The Louisiana Legislature will convene in April to debate the state budget in earnest. Legislators will have to figure out how to fill a $1.6 billion budget hole. I hope they don't continue to devastate higher education with cuts. I hope they don't hire more consultants. I hope they settle on sensible solutions that get us back into credit rating agencies' good graces and set the state on a smooth course for the future.

1/20/2015
Leave TOPS Alone
The year was 1988. A successful New Orleans businessman named Patrick F. Taylor had a speech to give. His audience was 183 restless middle schoolers who weren't college bound. Heck, many weren't even high school bound. They were biding their time until they could drop out of school.

Instead of a pep talk, Taylor decided to make a pitch. He would pay for the kids to go to college if they kept going to class, stayed out of trouble and maintained a "B" average. With that promise, Taylor established the building blocks for TOPS.

TOPS (the Taylor Opportunity Program for Students) is the state-funded college scholarship program that has benefited more than 200,000 kids in Louisiana. It doesn't just send kids to LSU or Southern. It sends them to truck driving school if they want to drive a truck. It sends them to court reporting school if they want to become a court reporter. In other words, TOPS fulfills dreams.

Now some will tell you that TOPS has become too expensive. They'll tell you the sky is falling. They'll tell you the state budget is on a collision course, and TOPS is helping fuel the inevitable crash. They'll tell you that changes can be made gradually to make the program more affordable for the state. Here's what I say: Leave TOPS alone. We can't afford to diminish what TOPS does for our state.

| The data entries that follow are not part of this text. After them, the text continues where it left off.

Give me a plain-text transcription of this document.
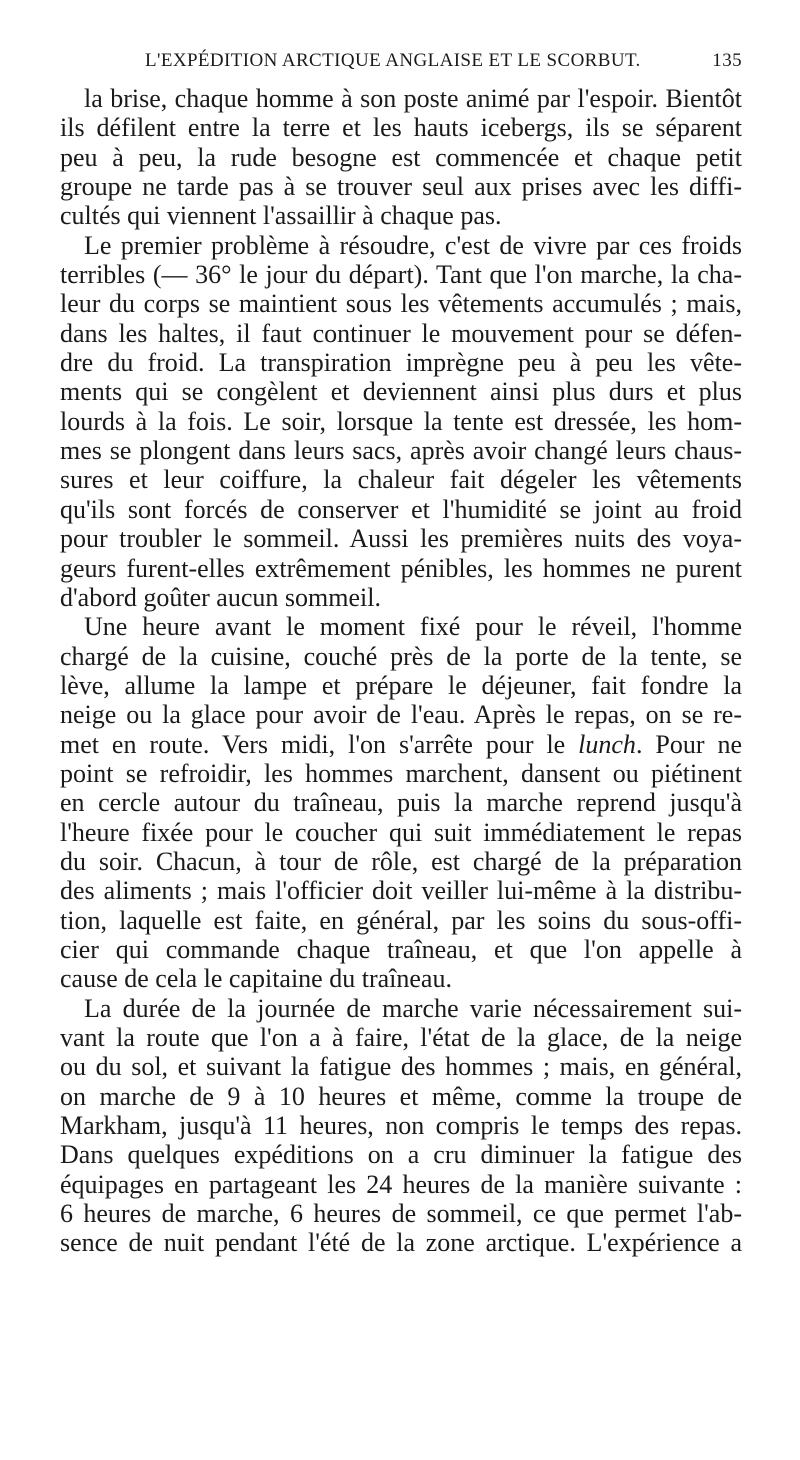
L'EXPÉDITION ARCTIQUE ANGLAISE ET LE SCORBUT.	135
la brise, chaque homme à son poste animé par l'espoir. Bientôt
ils défilent entre la terre et les hauts icebergs, ils se séparent
peu à peu, la rude besogne est commencée et chaque petit
groupe ne tarde pas à se trouver seul aux prises avec les diffi-
cultés qui viennent l'assaillir à chaque pas.
Le premier problème à résoudre, c'est de vivre par ces froids
terribles (— 36° le jour du départ). Tant que l'on marche, la cha-
leur du corps se maintient sous les vêtements accumulés ; mais,
dans les haltes, il faut continuer le mouvement pour se défen-
dre du froid. La transpiration imprègne peu à peu les vête-
ments qui se congèlent et deviennent ainsi plus durs et plus
lourds à la fois. Le soir, lorsque la tente est dressée, les hom-
mes se plongent dans leurs sacs, après avoir changé leurs chaus-
sures et leur coiffure, la chaleur fait dégeler les vêtements
qu'ils sont forcés de conserver et l'humidité se joint au froid
pour troubler le sommeil. Aussi les premières nuits des voya-
geurs furent-elles extrêmement pénibles, les hommes ne purent
d'abord goûter aucun sommeil.
Une heure avant le moment fixé pour le réveil, l'homme
chargé de la cuisine, couché près de la porte de la tente, se
lève, allume la lampe et prépare le déjeuner, fait fondre la
neige ou la glace pour avoir de l'eau. Après le repas, on se re-
met en route. Vers midi, l'on s'arrête pour le lunch. Pour ne
point se refroidir, les hommes marchent, dansent ou piétinent
en cercle autour du traîneau, puis la marche reprend jusqu'à
l'heure fixée pour le coucher qui suit immédiatement le repas
du soir. Chacun, à tour de rôle, est chargé de la préparation
des aliments ; mais l'officier doit veiller lui-même à la distribu-
tion, laquelle est faite, en général, par les soins du sous-offi-
cier qui commande chaque traîneau, et que l'on appelle à
cause de cela le capitaine du traîneau.
La durée de la journée de marche varie nécessairement sui-
vant la route que l'on a à faire, l'état de la glace, de la neige
ou du sol, et suivant la fatigue des hommes ; mais, en général,
on marche de 9 à 10 heures et même, comme la troupe de
Markham, jusqu'à 11 heures, non compris le temps des repas.
Dans quelques expéditions on a cru diminuer la fatigue des
équipages en partageant les 24 heures de la manière suivante :
6 heures de marche, 6 heures de sommeil, ce que permet l'ab-
sence de nuit pendant l'été de la zone arctique. L'expérience a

The Hamilton Project, an arm of the Brookings Institution, crunched the numbers last year on what a college degree is worth. Not surprisingly, a degree in chemical engineering is more of a moneymaker than a drama degree. Also not surprisingly, any degree is better than no degree. The Hamilton Project's conclusion: "Median earnings of bachelor's degree graduates are higher than median earnings of high school graduates for all 80 majors studied." For every successful college dropout like Bill Gates, there are a thousand other dropouts clocking in at minimum wage jobs and not making a living wage.

Patrick Taylor knew the importance of a college education. He left home at 16 and made his way to LSU, which didn't charge tuition at the time. Today, it easily costs $10,000 in tuition and fees a year to attend LSU as a full-time student once books and summer classes are included. That's a hefty bill for a middle class family with four other kids still at home.

Now I don't want to shock you, but Louisiana is not a wealthy state. Median income is well below the national average. We're rich in culture, food, history and tradition. Economically, we often struggle. That's why education is so important. Our future can be better than our present or our past, but only if our kids go to school.

We offer our kids a free elementary school education. We offer them a free high school education. But a high school education isn't always enough. We need to continue to offer young Louisianians help with a college education if we expect them to succeed in a keenly competitive, global, knowledge-based economy. We also need to continue to give them an incentive to stay in Louisiana, instead of migrating to Denver and Dallas and Atlanta.

Georgia has a form of TOPS. It's called HOPE. In 2011, big changes were made to HOPE - changes that were made in the name of saving the state money. Suddenly, technical college students had to maintain a higher grade-point average. Tuition assistance was slashed. The result was that 62,504 fewer kids received HOPE. Within two years, Georgia backpedaled on the changes.

We should not make the same mistake in Louisiana that Georgia made. TOPS has been a roaring success. Sixty nine percent of the more than 62,000 students who received an initial TOPS payment between the 2002-03 and 2006-07 academic years graduated from a Louisiana public college. That's a triumph.

I'll leave you with Patrick Taylor's take on why TOPS matters: "Attendance at public colleges and universities must be based on the ability to learn and not the ability to pay."